The following step counts all Tweets in the given data set and initializes the corresponding data arrays.

In [None]:
num_tweets = 0
twitter_path = None # Insert the path to the Tweet data root directory

with twitter.TweetCSVReader(path=twitter_path, start=start, end=end) as csv_reader:
    for _ in csv_reader:
        num_tweets += 1

X = numpy.zeros((num_tweets, 7))
y = numpy.zeros((num_tweets, ))

We then load the actual Tweets and assign values to the data arrays. The value of
`X` is an `num_tweets`-by-7 NumPy array where each row corresponds to a single data point (Tweet) and with columns for
the like, reply, retweet and quote counts as well as for the negativity, neutrality and positivity sentiment values.
The value of `y` is a NumPy array of length `num_tweets` where each value indicates if the Dogecoin price in the
subsequent time interval closes lower (0) or higher (1) than in the current interval.

In [None]:
with twitter.TweetCSVReader(path=twitter_path, start=start, end=end) as csv_reader:
    for i, tweet in enumerate(csv_reader):
        # Look up price change based on the base time of the current time interval
        base_time = int(tweet.time // file_interval * file_interval)
        price_change = price_change_dict.get(base_time)

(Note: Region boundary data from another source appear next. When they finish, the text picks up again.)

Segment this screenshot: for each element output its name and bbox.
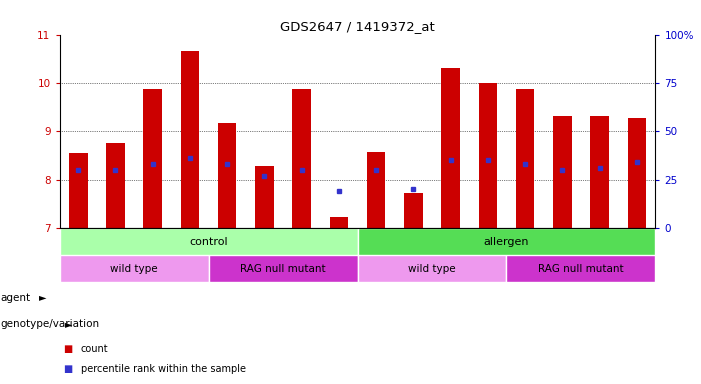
Bar: [358, 228, 395, 255]
Bar: [553, 116, 571, 228]
Bar: [283, 228, 320, 255]
Text: ■: ■: [63, 344, 72, 354]
Bar: [358, 255, 506, 282]
Bar: [246, 228, 283, 255]
Text: ■: ■: [63, 364, 72, 374]
Text: agent: agent: [1, 293, 31, 303]
Bar: [171, 228, 209, 255]
Text: control: control: [189, 237, 228, 247]
Bar: [60, 228, 97, 255]
Bar: [479, 83, 497, 228]
Bar: [106, 143, 125, 228]
Bar: [97, 228, 134, 255]
Text: genotype/variation: genotype/variation: [1, 319, 100, 329]
Bar: [69, 153, 88, 228]
Bar: [329, 217, 348, 228]
Bar: [627, 118, 646, 228]
Bar: [506, 255, 655, 282]
Text: ►: ►: [39, 293, 46, 303]
Text: count: count: [81, 344, 108, 354]
Bar: [395, 228, 432, 255]
Bar: [292, 89, 311, 228]
Text: ►: ►: [64, 319, 72, 329]
Text: wild type: wild type: [110, 264, 158, 274]
Text: allergen: allergen: [484, 237, 529, 247]
Bar: [506, 228, 544, 255]
Bar: [367, 152, 386, 228]
Bar: [320, 228, 358, 255]
Bar: [60, 228, 358, 255]
Bar: [60, 255, 209, 282]
Text: RAG null mutant: RAG null mutant: [538, 264, 624, 274]
Bar: [134, 228, 171, 255]
Bar: [469, 228, 506, 255]
Bar: [404, 193, 423, 228]
Bar: [544, 228, 581, 255]
Bar: [590, 116, 609, 228]
Bar: [209, 255, 358, 282]
Bar: [358, 228, 655, 255]
Bar: [432, 228, 469, 255]
Text: RAG null mutant: RAG null mutant: [240, 264, 326, 274]
Bar: [618, 228, 655, 255]
Bar: [442, 68, 460, 228]
Bar: [181, 51, 199, 228]
Bar: [581, 228, 618, 255]
Bar: [516, 89, 534, 228]
Bar: [144, 89, 162, 228]
Bar: [255, 166, 273, 228]
Bar: [218, 122, 236, 228]
Text: wild type: wild type: [408, 264, 456, 274]
Title: GDS2647 / 1419372_at: GDS2647 / 1419372_at: [280, 20, 435, 33]
Bar: [209, 228, 246, 255]
Text: percentile rank within the sample: percentile rank within the sample: [81, 364, 245, 374]
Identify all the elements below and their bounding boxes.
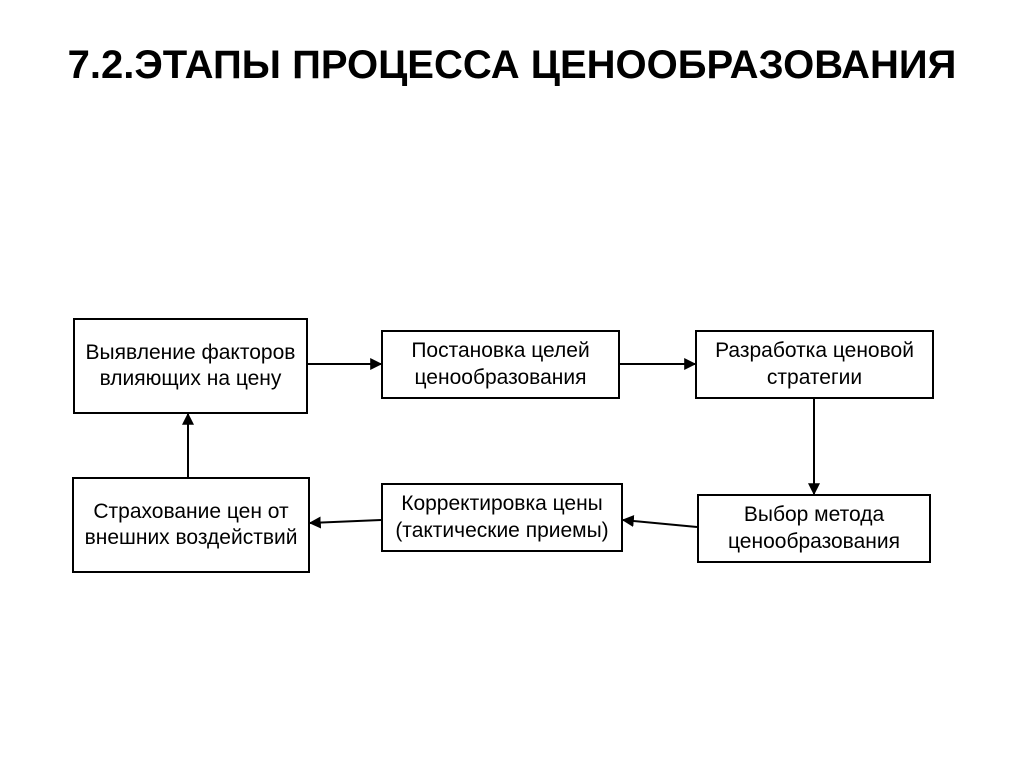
node-label: Выявление факторов влияющих на цену — [81, 340, 300, 393]
node-label: Выбор метода ценообразования — [705, 502, 923, 555]
node-label: Постановка целей ценообразования — [389, 338, 612, 391]
diagram-title: 7.2.ЭТАПЫ ПРОЦЕССА ЦЕНООБРАЗОВАНИЯ — [0, 42, 1024, 88]
node-identify-factors: Выявление факторов влияющих на цену — [73, 318, 308, 414]
diagram-canvas: 7.2.ЭТАПЫ ПРОЦЕССА ЦЕНООБРАЗОВАНИЯ Выявл… — [0, 0, 1024, 767]
node-label: Корректировка цены (тактические приемы) — [389, 491, 615, 544]
edge-arrow — [310, 520, 381, 523]
node-label: Страхование цен от внешних воздействий — [80, 499, 302, 552]
node-label: Разработка ценовой стратегии — [703, 338, 926, 391]
node-insure-prices: Страхование цен от внешних воздействий — [72, 477, 310, 573]
node-set-goals: Постановка целей ценообразования — [381, 330, 620, 399]
node-develop-strategy: Разработка ценовой стратегии — [695, 330, 934, 399]
node-adjust-price: Корректировка цены (тактические приемы) — [381, 483, 623, 552]
edge-arrow — [623, 520, 697, 527]
node-choose-method: Выбор метода ценообразования — [697, 494, 931, 563]
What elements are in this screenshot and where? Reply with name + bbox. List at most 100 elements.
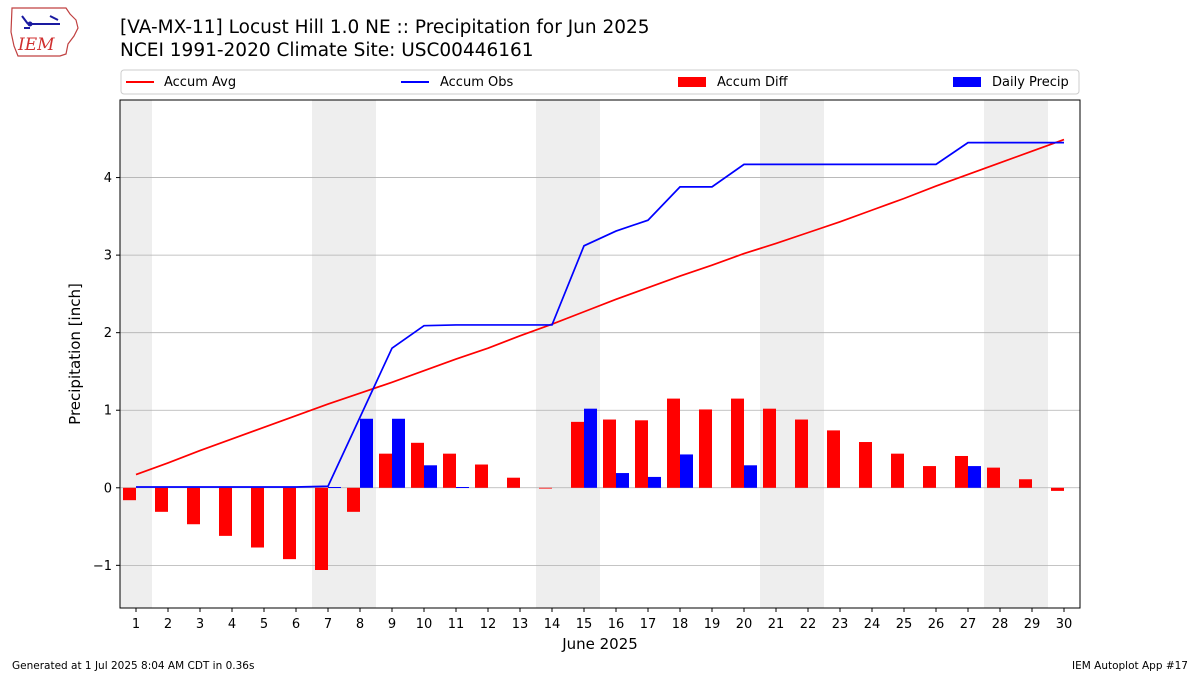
- x-tick-label-15: 15: [576, 617, 593, 632]
- bar-daily-precip-day-18: [680, 454, 693, 488]
- y-tick-label-3: 3: [104, 249, 112, 264]
- iem-logo: IEM: [10, 7, 79, 57]
- y-axis-label: Precipitation [inch]: [66, 283, 84, 425]
- lines: [135, 138, 1065, 488]
- x-tick-label-7: 7: [324, 617, 332, 632]
- weekend-band-day-14: [536, 100, 568, 608]
- bar-accum-diff-day-20: [731, 398, 744, 488]
- x-tick-label-27: 27: [960, 617, 977, 632]
- weekend-band-day-15: [568, 100, 600, 608]
- bar-accum-diff-day-22: [795, 419, 808, 488]
- bar-accum-diff-day-16: [603, 419, 616, 488]
- x-tick-label-5: 5: [260, 617, 268, 632]
- bar-accum-diff-day-2: [155, 487, 168, 512]
- bar-accum-diff-day-3: [187, 487, 200, 525]
- iowa-map-outline-icon: [10, 7, 79, 57]
- x-tick-label-13: 13: [512, 617, 529, 632]
- bar-accum-diff-day-26: [923, 466, 936, 488]
- legend-swatch-daily-precip: [953, 77, 981, 87]
- legend-swatch-accum-diff: [678, 77, 706, 87]
- x-axis-label: June 2025: [561, 635, 638, 653]
- bar-accum-diff-day-8: [347, 487, 360, 512]
- plot-frame: [119, 99, 1081, 609]
- x-tick-label-25: 25: [896, 617, 913, 632]
- weekend-band-day-28: [984, 100, 1016, 608]
- bar-accum-diff-day-19: [699, 409, 712, 488]
- x-tick-label-28: 28: [992, 617, 1009, 632]
- weather-symbol-icon: [21, 15, 60, 29]
- x-tick-label-19: 19: [704, 617, 721, 632]
- x-tick-label-12: 12: [480, 617, 497, 632]
- logo-text: IEM: [17, 35, 55, 55]
- bar-daily-precip-day-11: [456, 487, 469, 489]
- bar-accum-diff-day-12: [475, 464, 488, 488]
- bar-accum-diff-day-27: [955, 455, 968, 488]
- bar-accum-diff-day-11: [443, 453, 456, 488]
- y-tick-label-4: 4: [104, 171, 112, 186]
- station-dot-icon: [27, 21, 33, 27]
- bar-daily-precip-day-7: [328, 487, 341, 489]
- x-tick-label-20: 20: [736, 617, 753, 632]
- bar-daily-precip-day-9: [392, 418, 405, 488]
- bar-accum-diff-day-30: [1051, 487, 1064, 491]
- x-tick-label-10: 10: [416, 617, 433, 632]
- x-tick-label-29: 29: [1024, 617, 1041, 632]
- weekend-band-day-21: [760, 100, 792, 608]
- x-tick-label-1: 1: [132, 617, 140, 632]
- bar-accum-diff-day-28: [987, 467, 1000, 488]
- y-tick-label--1: −1: [93, 559, 112, 574]
- bars: [123, 398, 1064, 570]
- x-tick-label-9: 9: [388, 617, 396, 632]
- weekend-shading: [120, 100, 1048, 608]
- x-tick-label-26: 26: [928, 617, 945, 632]
- y-tick-label-2: 2: [104, 326, 112, 341]
- bar-daily-precip-day-10: [424, 465, 437, 488]
- bar-accum-diff-day-25: [891, 453, 904, 488]
- bar-accum-diff-day-1: [123, 487, 136, 501]
- chart-title: [VA-MX-11] Locust Hill 1.0 NE :: Precipi…: [120, 17, 650, 38]
- bar-accum-diff-day-18: [667, 398, 680, 488]
- footer-generated: Generated at 1 Jul 2025 8:04 AM CDT in 0…: [12, 660, 255, 672]
- x-tick-label-30: 30: [1056, 617, 1073, 632]
- line-accum-obs: [136, 141, 1064, 488]
- x-tick-label-3: 3: [196, 617, 204, 632]
- weekend-band-day-29: [1016, 100, 1048, 608]
- x-tick-label-17: 17: [640, 617, 657, 632]
- x-tick-label-16: 16: [608, 617, 625, 632]
- line-accum-avg: [135, 138, 1065, 476]
- legend: Accum Avg Accum Obs Accum Diff Daily Pre…: [120, 69, 1080, 95]
- bar-daily-precip-day-15: [584, 408, 597, 488]
- legend-label-accum-diff: Accum Diff: [717, 75, 789, 90]
- chart-subtitle: NCEI 1991-2020 Climate Site: USC00446161: [120, 40, 534, 61]
- bar-accum-diff-day-29: [1019, 479, 1032, 488]
- x-tick-label-22: 22: [800, 617, 817, 632]
- bar-accum-diff-day-10: [411, 442, 424, 488]
- y-tick-label-1: 1: [104, 404, 112, 419]
- bar-accum-diff-day-24: [859, 442, 872, 488]
- x-tick-label-18: 18: [672, 617, 689, 632]
- bar-accum-diff-day-7: [315, 487, 328, 570]
- footer-app: IEM Autoplot App #17: [1072, 660, 1188, 672]
- x-tick-label-2: 2: [164, 617, 172, 632]
- bar-accum-diff-day-15: [571, 421, 584, 488]
- bar-daily-precip-day-27: [968, 466, 981, 488]
- bar-accum-diff-day-21: [763, 408, 776, 488]
- x-tick-label-24: 24: [864, 617, 881, 632]
- x-tick-label-21: 21: [768, 617, 785, 632]
- x-tick-label-11: 11: [448, 617, 465, 632]
- weekend-band-day-1: [120, 100, 152, 608]
- x-tick-label-23: 23: [832, 617, 849, 632]
- bar-accum-diff-day-13: [507, 477, 520, 488]
- bar-accum-diff-day-14: [539, 487, 552, 489]
- x-tick-label-4: 4: [228, 617, 236, 632]
- y-tick-label-0: 0: [104, 481, 112, 496]
- weekend-band-day-8: [344, 100, 376, 608]
- bar-accum-diff-day-17: [635, 420, 648, 488]
- bar-daily-precip-day-8: [360, 418, 373, 488]
- bar-daily-precip-day-17: [648, 476, 661, 488]
- weekend-band-day-22: [792, 100, 824, 608]
- legend-box: [120, 69, 1080, 95]
- bar-accum-diff-day-4: [219, 487, 232, 536]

        if price_change is None:
            # End of whole time interval (no subsequent time interval)
            # TODO: Handle missing initializations in data array for these cases
            continue

        X[i, 0:4] = [tweet.like_count, tweet.reply_count, tweet.retweet_count, tweet.quote_count]
        # X[i, 5:] = numpy.array([negativity, neutrality, positivity]) -> Assign sentiment values for this Tweet
        y[i] = price_change

At this point we can use `X` and `y` into train respective classifiers.